Tes yeux noirs qui pétillent. Une lumière dans tes yeux. Ce ne peut être une lumière noire. Je ne saurais la définir, la lumière de tes yeux. Ta barbichette noire qui se tend vers l'avant, insolente et pointue. Ton regard de diable cherche à séduire quelqu'un.
Autour de toi, les dames. Ce sont elles que tu vois. Il y a les hommes aussi. Tes rivaux. Il y a les hommes aussi mais tu n'en as pas peur. Tu connais ta force. Tu ne gagnes pas toujours mais tu gagnes souvent.
Tu es dans un salon, comme à ton habitude. Tu aimes les salons. Agricoles, littéraires… qu'importe pourvu qu'il y ait des femmes !
Dehors, les cerisiers en fleurs. C'est le printemps, la saison des amours. Des amours ou des accouplements ? Ce soir, tu auras quitté ce jardin pour un autre, le tien. Ce salon pour une chambre, la tienne. Tu ne seras pas seul. Une elle, tu ne sais pas encore qui, une elle sera là.

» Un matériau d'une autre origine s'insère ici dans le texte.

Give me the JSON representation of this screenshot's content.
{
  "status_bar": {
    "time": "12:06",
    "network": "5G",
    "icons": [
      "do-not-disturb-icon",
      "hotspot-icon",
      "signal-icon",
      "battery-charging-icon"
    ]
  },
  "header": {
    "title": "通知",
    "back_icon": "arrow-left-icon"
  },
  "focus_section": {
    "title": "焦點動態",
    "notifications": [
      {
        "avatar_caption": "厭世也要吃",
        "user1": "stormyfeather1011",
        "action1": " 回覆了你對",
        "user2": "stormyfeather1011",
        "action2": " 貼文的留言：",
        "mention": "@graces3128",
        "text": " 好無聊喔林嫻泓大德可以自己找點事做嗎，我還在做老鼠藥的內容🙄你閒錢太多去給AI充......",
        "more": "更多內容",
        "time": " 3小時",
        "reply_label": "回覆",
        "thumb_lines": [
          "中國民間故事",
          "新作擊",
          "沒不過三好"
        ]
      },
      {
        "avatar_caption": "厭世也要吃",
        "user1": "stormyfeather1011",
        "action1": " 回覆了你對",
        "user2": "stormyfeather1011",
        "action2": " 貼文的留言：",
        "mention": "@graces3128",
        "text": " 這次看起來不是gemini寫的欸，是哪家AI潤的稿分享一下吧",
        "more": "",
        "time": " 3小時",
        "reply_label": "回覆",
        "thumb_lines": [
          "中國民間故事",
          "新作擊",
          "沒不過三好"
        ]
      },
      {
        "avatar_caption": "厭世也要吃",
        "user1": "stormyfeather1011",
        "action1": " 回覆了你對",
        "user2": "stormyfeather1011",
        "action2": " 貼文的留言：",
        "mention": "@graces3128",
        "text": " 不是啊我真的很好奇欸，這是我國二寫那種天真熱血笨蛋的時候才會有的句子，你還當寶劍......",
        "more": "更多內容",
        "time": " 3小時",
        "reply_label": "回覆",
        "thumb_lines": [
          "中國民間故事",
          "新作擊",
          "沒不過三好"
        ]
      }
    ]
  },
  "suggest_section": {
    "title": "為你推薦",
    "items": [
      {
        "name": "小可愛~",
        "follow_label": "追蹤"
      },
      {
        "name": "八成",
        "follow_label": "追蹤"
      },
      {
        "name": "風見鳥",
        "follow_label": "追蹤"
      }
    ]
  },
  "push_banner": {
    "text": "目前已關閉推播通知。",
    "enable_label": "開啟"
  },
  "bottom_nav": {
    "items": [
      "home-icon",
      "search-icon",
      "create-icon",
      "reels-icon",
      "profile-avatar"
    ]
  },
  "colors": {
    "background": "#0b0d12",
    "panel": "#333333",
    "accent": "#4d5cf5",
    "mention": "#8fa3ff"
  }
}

Chaque année, tu l'attends, ce printemps, ce temps privilégié entre tous où ton corps danse avec ceux des oiseaux.Mais tu n'en as pas vraiment besoin. Séducteur tous salons, séducteur toutes saisons, tu sais que quel que soit l'état de la Nature, elle arrivera, la joie de la conquête. Tu sais que s'épanouiront les nuits qu'on appelle folles mais que tu considères comme les seules dignes d'être vécues. Ces corps, oh, ces corps ! Plus ils sont blancs, plus ils te plaisent.Bronzés, ils ont pour toi un certain charme. Mais blancs, ah blancs… Pour ton voyage au pays des sens, tu les aimes plus blancs qu'écume, que goéland, que la voile d'un navire.
Dans un salon, dans un jardin, dans une chambre aux rideaux blanc femme, ne dépasses-tu jamais cette joie physique ? Ne débarques-tu jamais dans un autre sentiment ? Une joie plus haute par exemple ? Plus haute, non, mais plus vaste, oui. À certains moments, ton navire t'entraîne au bout des océans et tu séduis en songe des Africaines à la splendeur de peau ébène ou des femmes Peau Rouge, une plume dans leurs cheveux.
D'autres fois pourtant, il ne s'agit pas d'une joie mais d'un regret. Le regret d'une femme, blanche certes –les autres couleurs sont pour toi chimériques – mais blanche une fois pour toutes. Toujours du même blanc. Décider de prendre en compte ce regret, tu ne le feras jamais.
Car ce regret, te l'es-tu seulement confié à toi-même ?Tu ne l'as jamais avoué à personne. Ni à moi, ta sœur, ni à ta mère, ni à ton psychanalyste, j'en suis sûre. Ni à moi, ta sœur. Ni à moi et pourtant je sais qu'il existe. Je me souviens… tu dois te souvenir. J'avais quatre ans, tu en avais cinq. On essayait ensemble de construire un château de sable sur une plage bretonne. Tu m'as dit : quand je serai grand je me marierai avec Diane. Parce qu'elle te ressemble. Diane a épousé un avocat.
Je suis toujours là et seule, blanche au milieu des dames blanches. Je suis blanche et seule. Et je ressemble à Diane.